Children, women, slaves, all were viewed as less than full people. In fact, for slaves, given you didn’t have the chance of being a person, you didn’t even get a real name.

You might just be named for your birth order – Third, Fourth, fifth… Tertius, Quartus, Quintus. Or for some productive quality you could lend to the economy. You could be named Useful… in Greek, Onesimus.

Which brings us to these remarkable lines at the very end of a letter in the New Testament. In Romans, we’ve heard from that famous faith entrepreneur, the apostle Paul, for 16 chapters, and at the very end get this.

Romans 16:22-27 (NRSV)

22 I Tertius, the writer of this letter, greet you in the Lord.

23 Gaius, who is host to me and to the whole church, greets you. Erastus, the city treasurer, and our brother Quartus, greet you.

Who is this Tertius? He’s a scribe, the one who’s written all of Paul’s other words for him. He may or may not be a slave, but he’s of very low status, there to take down the words of other, more important people. Tertius, third. Paul says – you speak, you’re a brother. Tertius, you take a turn. And then there’s Gaius, this wealthy man, the one whose household hosts our community, the benefactor of their local church – the top giver, you might say. Tertius says, my friend Gaius says hello. As does Erastus, the treasurer of the whole city. And our brother, Fourth, Quartus, maybe Tertius’ brother by birth, perhaps a slave himself, sends greetings too.

Can you hear what’s happening? Two of the most powerful, wealthy men of Rome – known to their culture, known to history by their names, share friendship and connection and meals in their home with Tertius and Quartus – known to their culture and history as nobodies, the very low status “Third” and “Fourth.”

And yet they are family. They are known to one another. Paul looks at their face and sees the face of God. This is a good news miracle. Tertius and Paul finish from here:

25 Now to God who is able to strengthen you according to my gospel and the proclamation of Jesus Christ, according to the revelation of the mystery that was kept secret for long ages 26 but is now disclosed, and through the prophetic writings is made known to all the Gentiles, according to the command of the eternal God, to bring about the obedience of faith— 27 to the only wise God, through Jesus Christ, to whom be the glory forever! Amen.

The psychologist Kurt Thompson says that from birth, we are looking for a face that is looking for us. What it means to be human is that to want to see and know someone who is looking for us.

Part of the good news of Jesus is that God has become embodied in a human face. That God is eager to reconnect us, both with God and one another. And to do the will of God – what Paul calls the obedience of faith – as we trust and follow Jesus with our lives, is in part to see the face of God in the personhood of all of humanity.

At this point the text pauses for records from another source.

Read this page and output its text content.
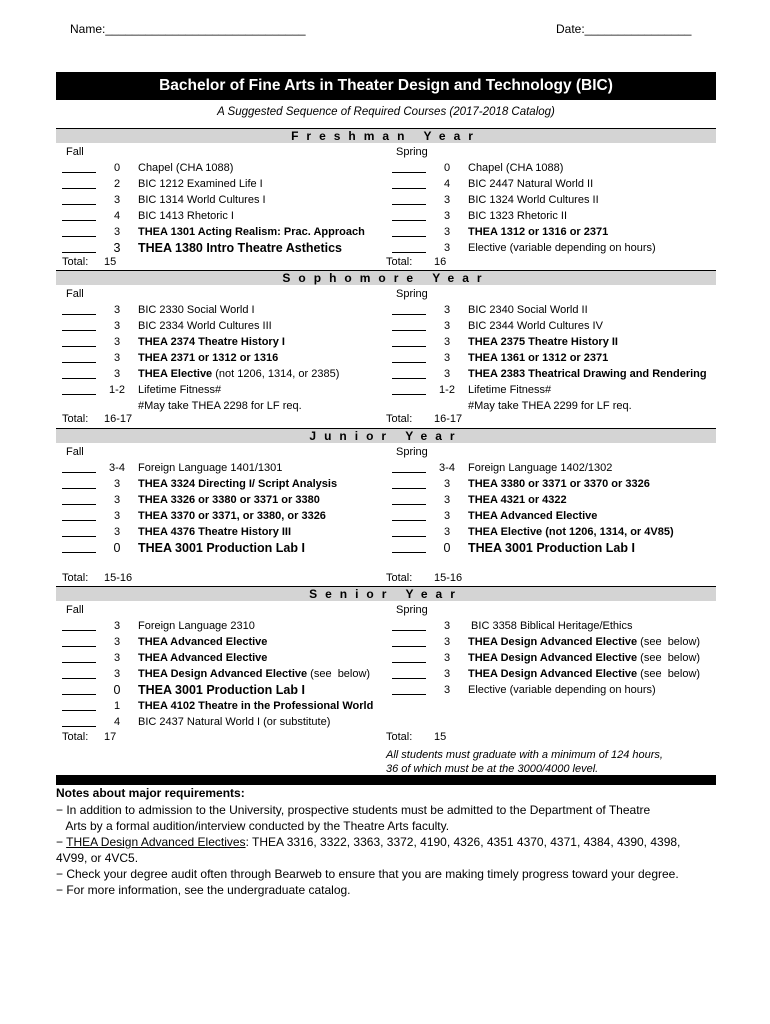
Name:______________________________	Date:________________
Bachelor of Fine Arts in Theater Design and Technology (BIC)
A Suggested Sequence of Required Courses (2017-2018 Catalog)
Freshman Year
Fall
0	Chapel (CHA 1088)
2	BIC 1212 Examined Life I
3	BIC 1314 World Cultures I
4	BIC 1413 Rhetoric I
3	THEA 1301 Acting Realism: Prac. Approach
3	THEA 1380 Intro Theatre Asthetics
Total: 15
Spring
0	Chapel (CHA 1088)
4	BIC 2447 Natural World II
3	BIC 1324 World Cultures II
3	BIC 1323 Rhetoric II
3	THEA 1312 or 1316 or 2371
3	Elective (variable depending on hours)
Total: 16
Sophomore Year
Fall
3	BIC 2330 Social World I
3	BIC 2334 World Cultures III
3	THEA 2374 Theatre History I
3	THEA 2371 or 1312 or 1316
3	THEA Elective (not 1206, 1314, or 2385)
1-2	Lifetime Fitness#
#May take THEA 2298 for LF req.
Total: 16-17
Spring
3	BIC 2340 Social World II
3	BIC 2344 World Cultures IV
3	THEA 2375 Theatre History II
3	THEA 1361 or 1312 or 2371
3	THEA 2383 Theatrical Drawing and Rendering
1-2	Lifetime Fitness#
#May take THEA 2299 for LF req.
Total: 16-17
Junior Year
Fall
3-4	Foreign Language 1401/1301
3	THEA 3324 Directing I/ Script Analysis
3	THEA 3326 or 3380 or 3371 or 3380
3	THEA 3370 or 3371, or 3380, or 3326
3	THEA 4376 Theatre History III
0	THEA 3001 Production Lab I
Total: 15-16
Spring
3-4	Foreign Language 1402/1302
3	THEA 3380 or 3371 or 3370 or 3326
3	THEA 4321 or 4322
3	THEA Advanced Elective
3	THEA Elective (not 1206, 1314, or 4V85)
0	THEA 3001 Production Lab I
Total: 15-16
Senior Year
Fall
3	Foreign Language 2310
3	THEA Advanced Elective
3	THEA Advanced Elective
3	THEA Design Advanced Elective (see  below)
0	THEA 3001 Production Lab I
1	THEA 4102 Theatre in the Professional World
4	BIC 2437 Natural World I (or substitute)
Total: 17
Spring
3	BIC 3358 Biblical Heritage/Ethics
3	THEA Design Advanced Elective (see  below)
3	THEA Design Advanced Elective (see  below)
3	THEA Design Advanced Elective (see  below)
3	Elective (variable depending on hours)
Total: 15
All students must graduate with a minimum of 124 hours,
36 of which must be at the 3000/4000 level.
Notes about major requirements:

− In addition to admission to the University, prospective students must be admitted to the Department of Theatre

Arts by a formal audition/interview conducted by the Theatre Arts faculty.

− THEA Design Advanced Electives: THEA 3316, 3322, 3363, 3372, 4190, 4326, 4351 4370, 4371, 4384, 4390, 4398,

4V99, or 4VC5.

− Check your degree audit often through Bearweb to ensure that you are making timely progress toward your degree.

− For more information, see the undergraduate catalog.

All of us, we are looking for a face in whom we can see the face of God, looking to have our face seen in this way.

We sort of have a million chances at this, and sort of have only a few. Here’s what I mean.

A Tip for Whole Life Flourishing:

Think of the 5-10 people you are most connected to in your life. How might you be the face of God to them? Is there a relationship that needs reconciliation? Do you have room for a Tertius – to better validate the personhood of someone outside of that full experience?

5-10 people. Because every day, we encounter people. We do have so many chances to look at a human face and to believe that we can see the face of God there, to be so present, and so marked by faith, hope, and love, that they might see the face of God in our face. But we also, most of us, have precious few people whose lives we are deeply embedded with over many years. So start with those people. How for the very closest people in your life might you be the face of God? Does someone come to mind where things are estranged, where you need reconciliation?

And do you have room in your life for a Tertius – for someone outside your own band of privilege?

Spiritual Practice of the Week:

As a consumer, a worker, and a user of technology, look to see and affirm personhood. Look for the face of God in more human faces.